If you’re planning to retire in the next few years, the short-term impact of a recession could be devastating to your plans, so it may make more sense to do what you can to preserve the wealth you’ve accumulated by shifting your money toward safer investments, such as bonds, money market mutual funds or cash.
If you’re investing in a taxable brokerage account, cashing out could be worth considering if you need that money for emergencies. But if you have a robust emergency fund and don’t need your investment funds for anything in particular, it’s best to avoid selling everything off.
How Can You Help Your Investments Weather a Recession?
Depending on your situation, the right approach to making sure your investments come through a recession intact can vary. The most important thing is to avoid making rash decisions based on fear. If you’re worried about making emotional decisions about your money, consider consulting with a financial advisor who can give you objective advice based on your situation and goals.
With that in mind, here are some potential steps you can take:
- Rebalance your portfolio. It’s natural for your portfolio to get out of balance over time. If you wanted 80% of your money in stocks and 20% in bonds, for instance, market performance within those asset classes over several months can alter their value and knock that balance out of alignment. That’s especially true during a recession. Rebalancing, which is a service many brokers provide, can help you adjust your asset allocation to match your original goal.

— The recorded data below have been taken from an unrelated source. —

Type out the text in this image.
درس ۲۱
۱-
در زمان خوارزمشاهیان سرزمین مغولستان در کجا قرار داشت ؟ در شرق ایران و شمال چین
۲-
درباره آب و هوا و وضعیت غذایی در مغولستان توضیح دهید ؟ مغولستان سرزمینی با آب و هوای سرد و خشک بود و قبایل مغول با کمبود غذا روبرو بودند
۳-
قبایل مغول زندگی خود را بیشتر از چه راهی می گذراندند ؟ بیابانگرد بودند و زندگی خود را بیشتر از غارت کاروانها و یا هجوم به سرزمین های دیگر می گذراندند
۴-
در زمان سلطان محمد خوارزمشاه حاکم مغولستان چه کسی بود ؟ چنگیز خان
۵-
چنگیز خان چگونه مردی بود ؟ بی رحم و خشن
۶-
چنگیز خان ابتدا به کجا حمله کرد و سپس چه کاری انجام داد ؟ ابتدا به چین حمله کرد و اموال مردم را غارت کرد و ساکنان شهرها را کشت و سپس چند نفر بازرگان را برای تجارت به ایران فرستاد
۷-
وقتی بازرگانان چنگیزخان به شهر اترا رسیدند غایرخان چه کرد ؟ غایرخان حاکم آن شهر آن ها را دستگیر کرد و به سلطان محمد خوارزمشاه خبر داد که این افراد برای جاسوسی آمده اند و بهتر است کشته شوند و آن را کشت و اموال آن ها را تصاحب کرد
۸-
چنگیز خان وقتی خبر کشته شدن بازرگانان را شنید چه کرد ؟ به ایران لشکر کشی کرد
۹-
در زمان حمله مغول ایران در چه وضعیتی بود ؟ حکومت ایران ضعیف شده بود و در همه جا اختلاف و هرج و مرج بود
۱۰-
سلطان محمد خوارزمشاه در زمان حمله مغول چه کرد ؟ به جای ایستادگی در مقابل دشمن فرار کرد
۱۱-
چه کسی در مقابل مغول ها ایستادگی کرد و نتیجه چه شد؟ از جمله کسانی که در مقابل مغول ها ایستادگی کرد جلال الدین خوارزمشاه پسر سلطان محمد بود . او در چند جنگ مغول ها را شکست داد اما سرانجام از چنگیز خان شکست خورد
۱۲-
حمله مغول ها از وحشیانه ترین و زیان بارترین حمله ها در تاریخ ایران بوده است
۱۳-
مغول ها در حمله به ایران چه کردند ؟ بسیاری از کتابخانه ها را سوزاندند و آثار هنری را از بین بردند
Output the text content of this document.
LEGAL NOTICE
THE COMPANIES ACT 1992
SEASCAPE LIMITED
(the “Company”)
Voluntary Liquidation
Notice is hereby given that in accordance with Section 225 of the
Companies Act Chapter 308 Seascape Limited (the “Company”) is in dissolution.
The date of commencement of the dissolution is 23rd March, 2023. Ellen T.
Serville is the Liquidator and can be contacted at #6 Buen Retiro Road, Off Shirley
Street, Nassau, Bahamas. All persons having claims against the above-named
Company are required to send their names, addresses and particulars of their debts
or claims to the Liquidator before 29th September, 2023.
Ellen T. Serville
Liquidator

- Follow the news. Not all recessions are created equal, so it’s important to understand what’s happening. While the real estate market took a catastrophic blow during the Great Recession in the late 2000s, that’s not necessarily going to be the case again. Spend time reading about how the downturn is affecting individual industries and asset classes to better inform your decisions.
- Focus on assets that generally perform well. It’s true that every recession is unique. But as mentioned above, some asset classes and stock sectors tend to perform better during economic downturns than others. While you may not want to move all of your money into those investments, minor adjustments to your portfolio to incorporate them can help improve diversification, thereby reducing risk.
- Consider your individual situation and goals. While some decisions may be good for other investors, they may not be the right fit for your current situation, your goals and your time horizon. Focus on the strategy that works best for you.
- Consult with a professional. Developing an investment strategy can be incredibly complicated. If you’re feeling out of your depth or want validation for your decisions, consider working with a financial advisor. While they don’t work for free, they can provide valuable advice that can help you accomplish your goals.
Don’t Ignore Other Aspects of Your Financial Plan
During a recession, it can be easy to focus on investing, but an economic downturn can also affect other aspects of your financial plan. If inflation is out of control, for instance, you’ll want to look at your budget and adjust your spending to avoid letting your expenses outpace your income.
You’ll also want to evaluate your emergency savings and insurance coverages to make sure you’re covered in the event of a medical crisis, unemployment, a disability, a death or other events that could cripple you financially.
Finally, be sure to monitor your credit regularly. If a recession puts a strain on your budget, it can cause you to rely more on debt and potentially miss some payments, which could have a serious impact on your credit score. Additionally, you’ll want to watch out for signs of identity theft, which can increase during periods of economic recession.
As you take a holistic approach to shoring up your finances during difficult economic times, you’ll have a much better chance of avoiding the worst of it.